臨也が此方を伺ってくるように眉を寄せ、猿轡が鬱陶しいのか身を捩る。そこでハッとした静雄はすぐさま猿轡を外してやった。まるで猿轡を取ってくれといわれ従ってしまったという擬似的事実に不快にはなったが、正直、猿轡を濡らしていた臨也の唾液が手に付いたことは不快にならなかった。臨也の口から取り出された猿轡まで唾液の糸が引いた。何度か咳き込んだ後、荒い息のまま誰とも知れぬ天敵を前にやっと臨也が言葉を発する。

「誰…だ…ッ」

臨也の様子がおかしい。静雄はそれにすぐ気が付いた。あの臨也の事だ、どんな事件に巻き込まれてもどこに送られても、誰に助けられても…もしくは誰に殺されようとも、それを目の前にしてこんなに切羽詰った様に警戒したりしない。いや、警戒していたとしても、それをこんな顕著に表したりは絶対にしないのだ。
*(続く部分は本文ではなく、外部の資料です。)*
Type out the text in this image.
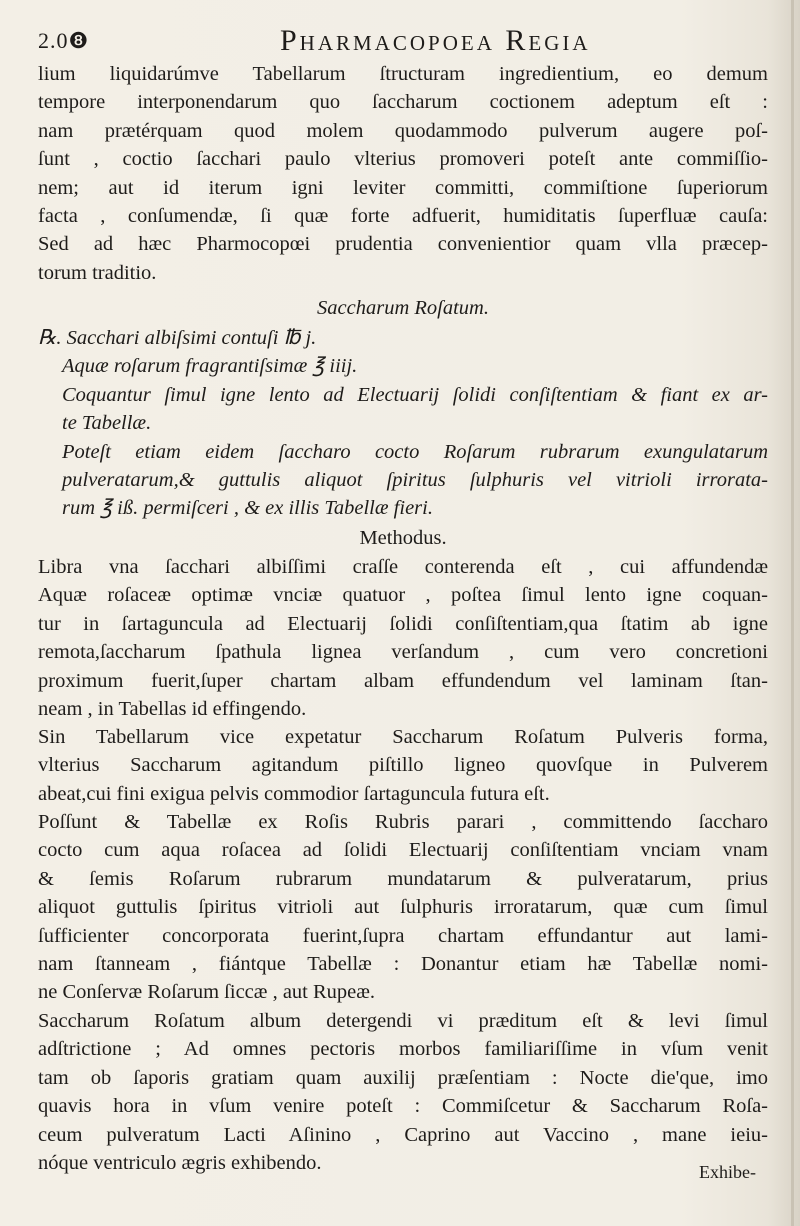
2.0❽	Pharmacopoea Regia
lium liquidarúmve Tabellarum ſtructuram ingredientium, eo demum
tempore interponendarum quo ſaccharum coctionem adeptum eſt :
nam prætérquam quod molem quodammodo pulverum augere poſ-
ſunt , coctio ſacchari paulo vlterius promoveri poteſt ante commiſſio-
nem; aut id iterum igni leviter committi, commiſtione ſuperiorum
facta , conſumendæ, ſi quæ forte adfuerit, humiditatis ſuperfluæ cauſa:
Sed ad hæc Pharmocopœi prudentia convenientior quam vlla præcep-
torum traditio.
Saccharum Roſatum.
℞. Sacchari albiſsimi contuſi ℔ j.
Aquæ roſarum fragrantiſsimæ ℥ iiij.
Coquantur ſimul igne lento ad Electuarij ſolidi conſiſtentiam & fiant ex ar-
te Tabellæ.
Poteſt etiam eidem ſaccharo cocto Roſarum rubrarum exungulatarum
pulveratarum,& guttulis aliquot ſpiritus ſulphuris vel vitrioli irrorata-
rum ℥ iß. permiſceri , & ex illis Tabellæ fieri.
Methodus.
Libra vna ſacchari albiſſimi craſſe conterenda eſt , cui affundendæ
Aquæ roſaceæ optimæ vnciæ quatuor , poſtea ſimul lento igne coquan-
tur in ſartaguncula ad Electuarij ſolidi conſiſtentiam,qua ſtatim ab igne
remota,ſaccharum ſpathula lignea verſandum , cum vero concretioni
proximum fuerit,ſuper chartam albam effundendum vel laminam ſtan-
neam , in Tabellas id effingendo.
Sin Tabellarum vice expetatur Saccharum Roſatum Pulveris forma,
vlterius Saccharum agitandum piſtillo ligneo quovſque in Pulverem
abeat,cui fini exigua pelvis commodior ſartaguncula futura eſt.
Poſſunt & Tabellæ ex Roſis Rubris parari , committendo ſaccharo
cocto cum aqua roſacea ad ſolidi Electuarij conſiſtentiam vnciam vnam
& ſemis Roſarum rubrarum mundatarum & pulveratarum, prius
aliquot guttulis ſpiritus vitrioli aut ſulphuris irroratarum, quæ cum ſimul
ſufficienter concorporata fuerint,ſupra chartam effundantur aut lami-
nam ſtanneam , fiántque Tabellæ : Donantur etiam hæ Tabellæ nomi-
ne Conſervæ Roſarum ſiccæ , aut Rupeæ.
Saccharum Roſatum album detergendi vi præditum eſt & levi ſimul
adſtrictione ; Ad omnes pectoris morbos familiariſſime in vſum venit
tam ob ſaporis gratiam quam auxilij præſentiam : Nocte die'que, imo
quavis hora in vſum venire poteſt : Commiſcetur & Saccharum Roſa-
ceum pulveratum Lacti Aſinino , Caprino aut Vaccino , mane ieiu-
nóque ventriculo ægris exhibendo.	Exhibe-
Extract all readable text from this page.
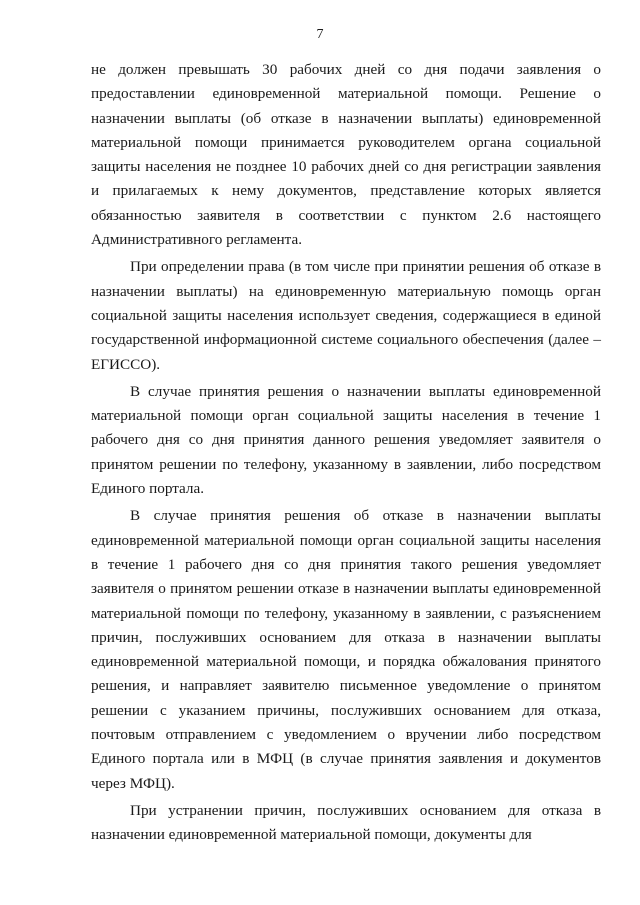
7

не должен превышать 30 рабочих дней со дня подачи заявления о предоставлении единовременной материальной помощи. Решение о назначении выплаты (об отказе в назначении выплаты) единовременной материальной помощи принимается руководителем органа социальной защиты населения не позднее 10 рабочих дней со дня регистрации заявления и прилагаемых к нему документов, представление которых является обязанностью заявителя в соответствии с пунктом 2.6 настоящего Административного регламента.

При определении права (в том числе при принятии решения об отказе в назначении выплаты) на единовременную материальную помощь орган социальной защиты населения использует сведения, содержащиеся в единой государственной информационной системе социального обеспечения (далее – ЕГИССО).

В случае принятия решения о назначении выплаты единовременной материальной помощи орган социальной защиты населения в течение 1 рабочего дня со дня принятия данного решения уведомляет заявителя о принятом решении по телефону, указанному в заявлении, либо посредством Единого портала.

В случае принятия решения об отказе в назначении выплаты единовременной материальной помощи орган социальной защиты населения в течение 1 рабочего дня со дня принятия такого решения уведомляет заявителя о принятом решении отказе в назначении выплаты единовременной материальной помощи по телефону, указанному в заявлении, с разъяснением причин, послуживших основанием для отказа в назначении выплаты единовременной материальной помощи, и порядка обжалования принятого решения, и направляет заявителю письменное уведомление о принятом решении с указанием причины, послуживших основанием для отказа, почтовым отправлением с уведомлением о вручении либо посредством Единого портала или в МФЦ (в случае принятия заявления и документов через МФЦ).

При устранении причин, послуживших основанием для отказа в назначении единовременной материальной помощи, документы для
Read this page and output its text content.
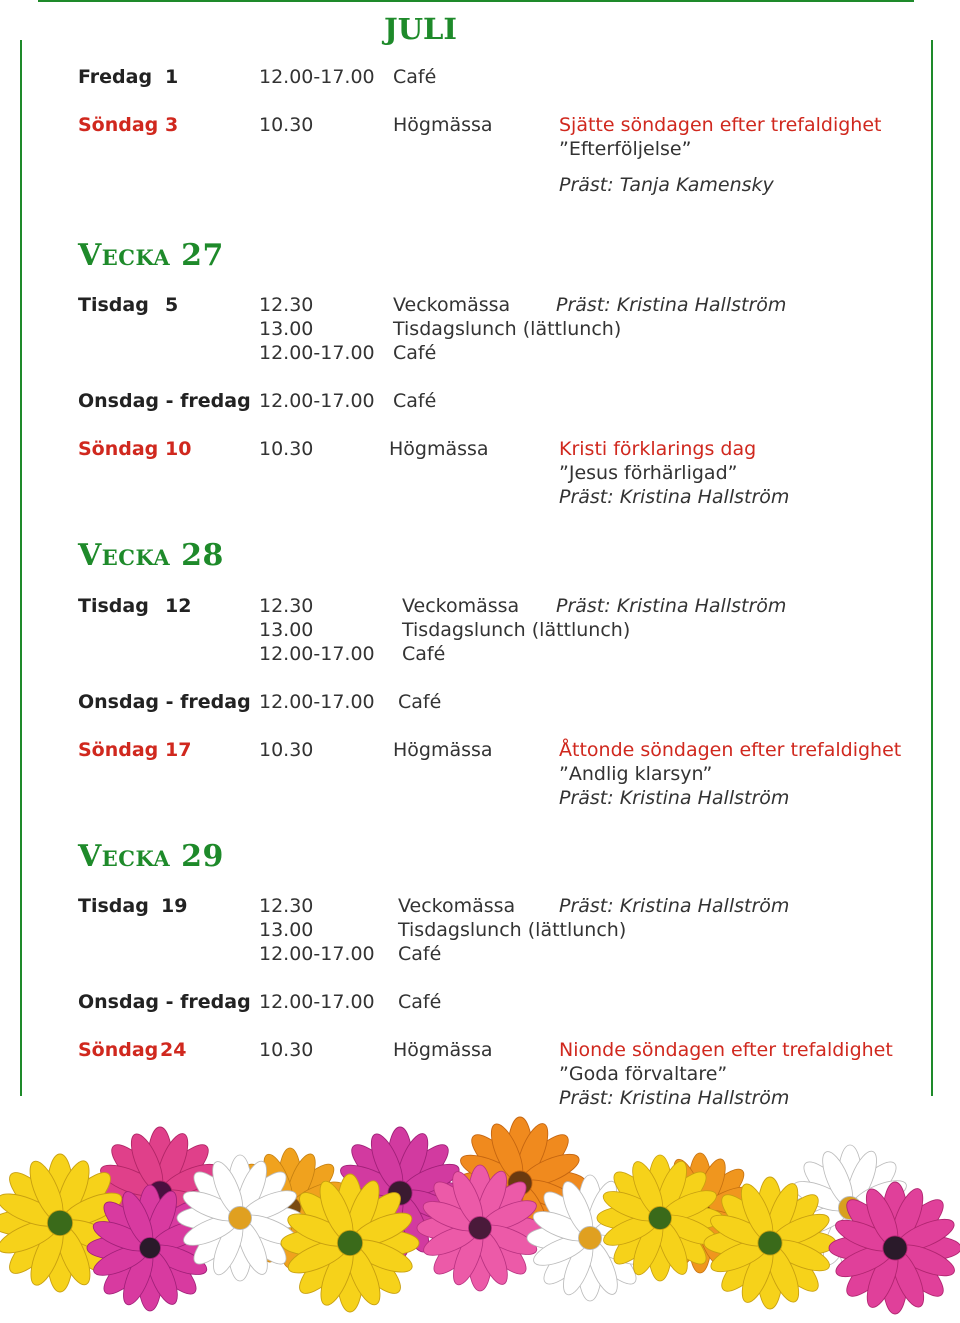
JULI
Fredag 1	12.00-17.00 Café
Söndag 3	10.30	Högmässa	Sjätte söndagen efter trefaldighet
”Efterföljelse”
Präst: Tanja Kamensky
Vecka 27
Tisdag 5	12.30	Veckomässa Präst: Kristina Hallström
13.00	Tisdagslunch (lättlunch)
12.00-17.00 Café
Onsdag - fredag 12.00-17.00 Café
Söndag 10	10.30	Högmässa	Kristi förklarings dag
”Jesus förhärligad”
Präst: Kristina Hallström
Vecka 28
Tisdag 12	12.30	Veckomässa Präst: Kristina Hallström
13.00	Tisdagslunch (lättlunch)
12.00-17.00 Café
Onsdag - fredag 12.00-17.00 Café
Söndag 17	10.30	Högmässa	Åttonde söndagen efter trefaldighet
”Andlig klarsyn”
Präst: Kristina Hallström
Vecka 29
Tisdag 19	12.30	Veckomässa Präst: Kristina Hallström
13.00	Tisdagslunch (lättlunch)
12.00-17.00 Café
Onsdag - fredag 12.00-17.00 Café
Söndag 24	10.30	Högmässa	Nionde söndagen efter trefaldighet
”Goda förvaltare”
Präst: Kristina Hallström
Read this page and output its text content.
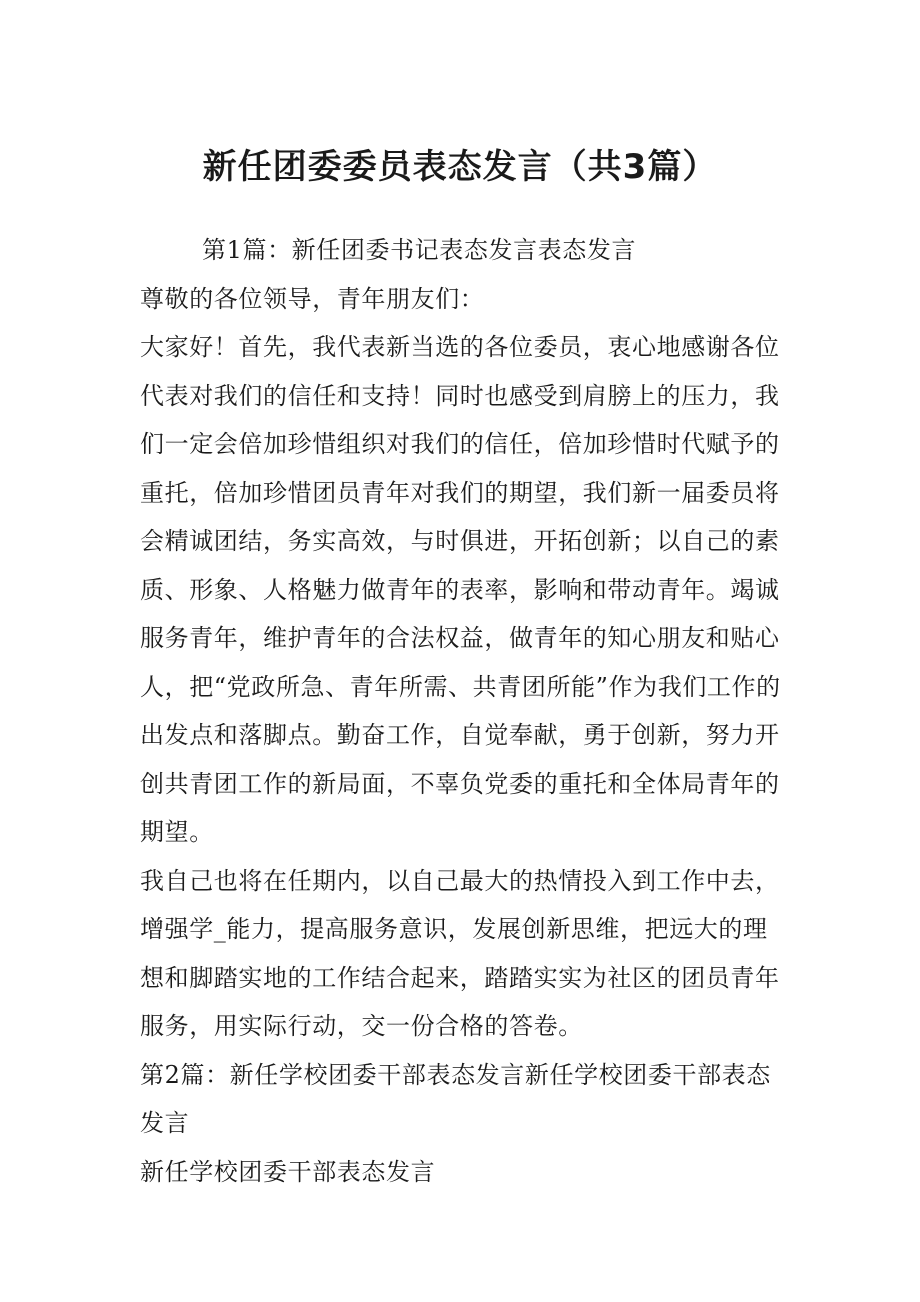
新任团委委员表态发言（共3篇）

第1篇：新任团委书记表态发言表态发言

尊敬的各位领导，青年朋友们：

大家好！首先，我代表新当选的各位委员，衷心地感谢各位代表对我们的信任和支持！同时也感受到肩膀上的压力，我们一定会倍加珍惜组织对我们的信任，倍加珍惜时代赋予的重托，倍加珍惜团员青年对我们的期望，我们新一届委员将会精诚团结，务实高效，与时俱进，开拓创新；以自己的素质、形象、人格魅力做青年的表率，影响和带动青年。竭诚服务青年，维护青年的合法权益，做青年的知心朋友和贴心人，把“党政所急、青年所需、共青团所能”作为我们工作的出发点和落脚点。勤奋工作，自觉奉献，勇于创新，努力开创共青团工作的新局面，不辜负党委的重托和全体局青年的期望。

我自己也将在任期内，以自己最大的热情投入到工作中去，增强学_能力，提高服务意识，发展创新思维，把远大的理想和脚踏实地的工作结合起来，踏踏实实为社区的团员青年服务，用实际行动，交一份合格的答卷。

第2篇：新任学校团委干部表态发言新任学校团委干部表态发言

新任学校团委干部表态发言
「ね、ぇ、…わざわざ猿轡を外してくれたということは、助けてくれたと、理解していいんですね?…よければ、目隠しのほうも、取って貰えるとッ…、ありがたいんですが、…!」

おかしい、おかしい、おかしい。警報だ、警報。あのボールペン野朗じゃあるまいが…!
相手の出方が見えないのは勿論、相手を理解も予測もできていない臨也は、とりあえず念のため敬語で対応してきた。始めこそ警戒心むき出しだったが、今はそれもうまく隠している。しかしおかしいのは寒気がする様な敬語ではない。言葉を発する度、何かに耐えるように噛み殺す呼吸。静雄はわけがわからぬまま舌打ちした後、乱雑に目隠しを取ってやった。
刹那、

いつの間にか解かれていた手の拘束、目にも留まらぬ速さで足の拘束を隠しナイフで解き、そのまま目の前の自身を助けた見知らぬ恩人に馬乗りになったかと思うと、臨也はナイフを恩人の首元に翳す。赤い閃光を放ったように錯覚する臨也の瞳と、状況を把握するのに必死で何もやる気が起きないのか、はたまた苦労の据え悩みぬいた時にできる眉間の皺を刻んだ静雄の瞳がようやく長い…長い時を経て合わさった。
瞬間、臨也はあからさまに嫌な顔をした。

「最ッ悪だ…!もしかするととは思ったけど、よりによって…ッ、シズちゃんとはね…!」

紅潮した臨也の顔が思いっきり顰められた。いつもの如き余裕の笑みは無く、嫌悪感を隠そうともせず奥歯を噛む。そんな臨也に何様だと静雄は青筋を立てたが、それは相変わらず臨也の様子がおかしいという直感に宥められた。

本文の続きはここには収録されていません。